Keep a separate sheet for each ball, marking with a pencil the foot position, target mark location and outcome. Missed marks and shots with poor/irregular execution should never be charted. Novice bowlers should keep three setups being: Strike shot, 3-6 pickup, 2-4 pickup, and adjust all other shots from these three. As lane conditions change during a series each of the three positions are easily adjusted based on original best positions from practice.
The free printable Bowling Reference Card is available below for download in Adobe Acrobat PDF form format.
What does your bowling average mean?
If your average is under 140: You’re missing up to four spares per game with up to three strikes per game.
If your average is between 140 – 160: You’re missing up to three spares per game with up to three strikes per game.

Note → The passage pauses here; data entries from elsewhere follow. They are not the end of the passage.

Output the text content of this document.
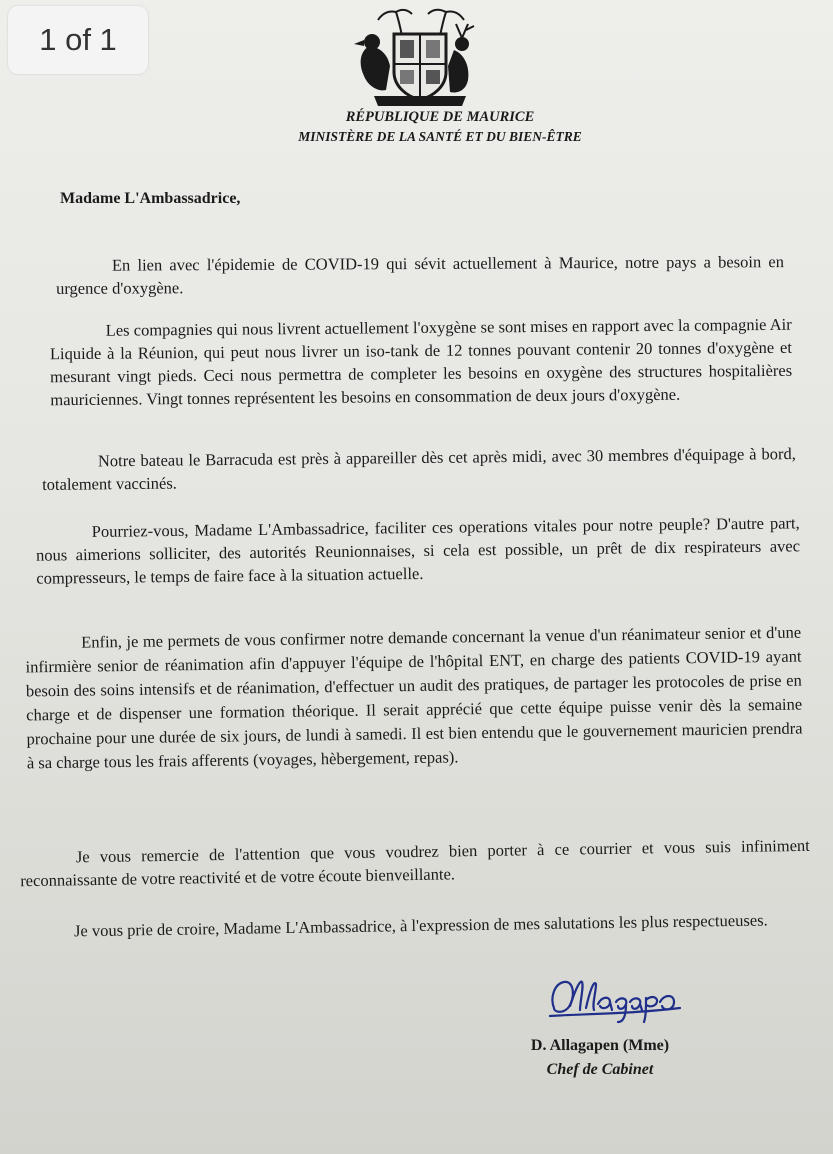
1 of 1
RÉPUBLIQUE DE MAURICE
MINISTÈRE DE LA SANTÉ ET DU BIEN-ÊTRE
Madame L'Ambassadrice,

En lien avec l'épidemie de COVID-19 qui sévit actuellement à Maurice, notre pays a besoin en urgence d'oxygène.

Les compagnies qui nous livrent actuellement l'oxygène se sont mises en rapport avec la compagnie Air Liquide à la Réunion, qui peut nous livrer un iso-tank de 12 tonnes pouvant contenir 20 tonnes d'oxygène et mesurant vingt pieds. Ceci nous permettra de completer les besoins en oxygène des structures hospitalières mauriciennes. Vingt tonnes représentent les besoins en consommation de deux jours d'oxygène.

Notre bateau le Barracuda est près à appareiller dès cet après midi, avec 30 membres d'équipage à bord, totalement vaccinés.

Pourriez-vous, Madame L'Ambassadrice, faciliter ces operations vitales pour notre peuple? D'autre part, nous aimerions solliciter, des autorités Reunionnaises, si cela est possible, un prêt de dix respirateurs avec compresseurs, le temps de faire face à la situation actuelle.

Enfin, je me permets de vous confirmer notre demande concernant la venue d'un réanimateur senior et d'une infirmière senior de réanimation afin d'appuyer l'équipe de l'hôpital ENT, en charge des patients COVID-19 ayant besoin des soins intensifs et de réanimation, d'effectuer un audit des pratiques, de partager les protocoles de prise en charge et de dispenser une formation théorique. Il serait apprécié que cette équipe puisse venir dès la semaine prochaine pour une durée de six jours, de lundi à samedi. Il est bien entendu que le gouvernement mauricien prendra à sa charge tous les frais afferents (voyages, hèbergement, repas).

Je vous remercie de l'attention que vous voudrez bien porter à ce courrier et vous suis infiniment reconnaissante de votre reactivité et de votre écoute bienveillante.

Je vous prie de croire, Madame L'Ambassadrice, à l'expression de mes salutations les plus respectueuses.

D. Allagapen (Mme)
Chef de Cabinet
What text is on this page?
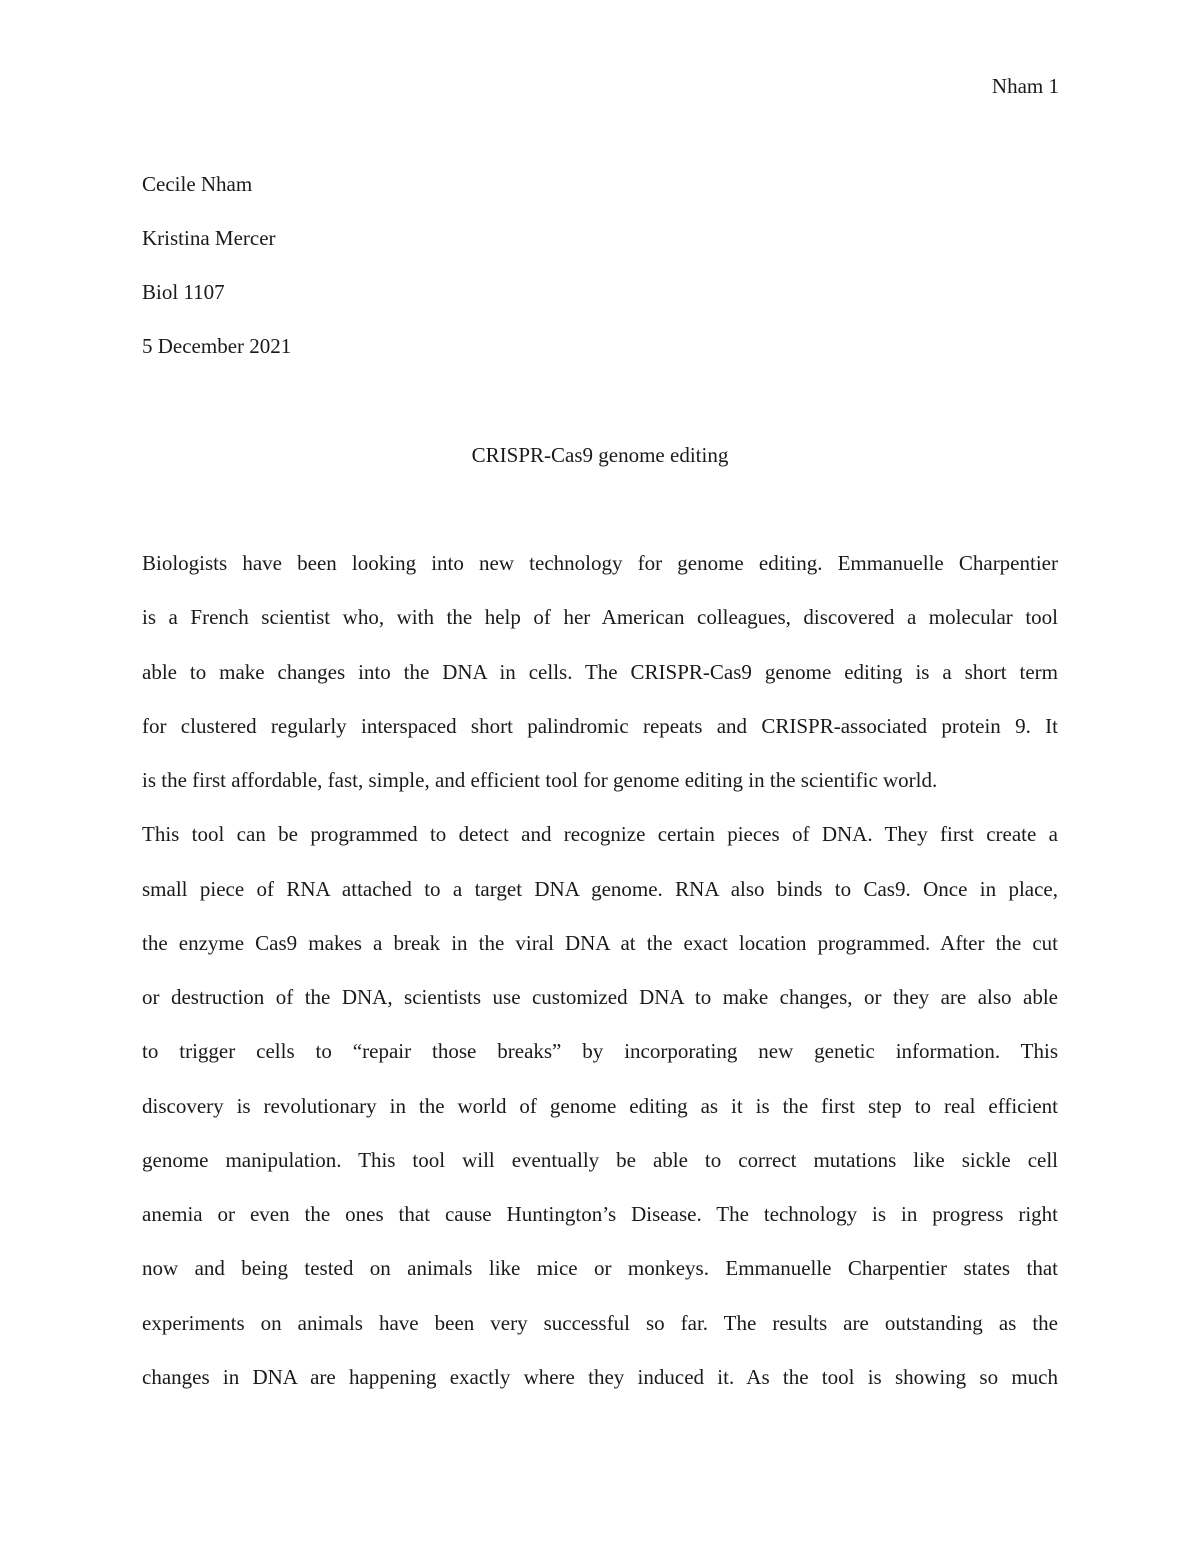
Nham 1
Cecile Nham
Kristina Mercer
Biol 1107
5 December 2021
CRISPR-Cas9 genome editing
Biologists have been looking into new technology for genome editing. Emmanuelle Charpentier
is a French scientist who, with the help of her American colleagues, discovered a molecular tool
able to make changes into the DNA in cells. The CRISPR-Cas9 genome editing is a short term
for clustered regularly interspaced short palindromic repeats and CRISPR-associated protein 9. It
is the first affordable, fast, simple, and efficient tool for genome editing in the scientific world.
This tool can be programmed to detect and recognize certain pieces of DNA. They first create a
small piece of RNA attached to a target DNA genome. RNA also binds to Cas9. Once in place,
the enzyme Cas9 makes a break in the viral DNA at the exact location programmed. After the cut
or destruction of the DNA, scientists use customized DNA to make changes, or they are also able
to trigger cells to “repair those breaks” by incorporating new genetic information. This
discovery is revolutionary in the world of genome editing as it is the first step to real efficient
genome manipulation. This tool will eventually be able to correct mutations like sickle cell
anemia or even the ones that cause Huntington’s Disease. The technology is in progress right
now and being tested on animals like mice or monkeys. Emmanuelle Charpentier states that
experiments on animals have been very successful so far. The results are outstanding as the
changes in DNA are happening exactly where they induced it. As the tool is showing so much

If your average is between 160 – 180: You’re missing usually 1-2 spares per game with up to four strikes per game.
If your average is between 180 – 200: You’re missing 1 spare per game, with up to five strikes per game. Usually one double or triple per game.
If your average is over 200: You’re missing 1-2 spares per series and usually more than five strikes per game. Usually at least two doubles or one triple per game or more.
If your average is 160 or less you will improve your average considerably by learning to pick up spares more effectively.
If your average is between 160 and 190 you will do well to practice your most difficult spares, and study your strike shot layout to find an angle and pitch that almost always provides a “favorable leave” where you’re most likely to miss your mark or “tug” the ball. The best-case scenario is a tugged ball that hits Brooklyn and an outside mark miss that produces a favorable angle out of the drier regions of the lane to the outside.
If your average is over 190 your enemy is probably lack of solid consistency after a bad shot, or making adjustments prematurely. Hold your ground after poor shots, and seek your marks of best angle for the strike shot AND “favorable leave”. Also don’t adjust ball speed as a “tweak” for a changing lane condition. Promptly move your marks to a different pitch and/or change balls if you begin to fail carrying altogether.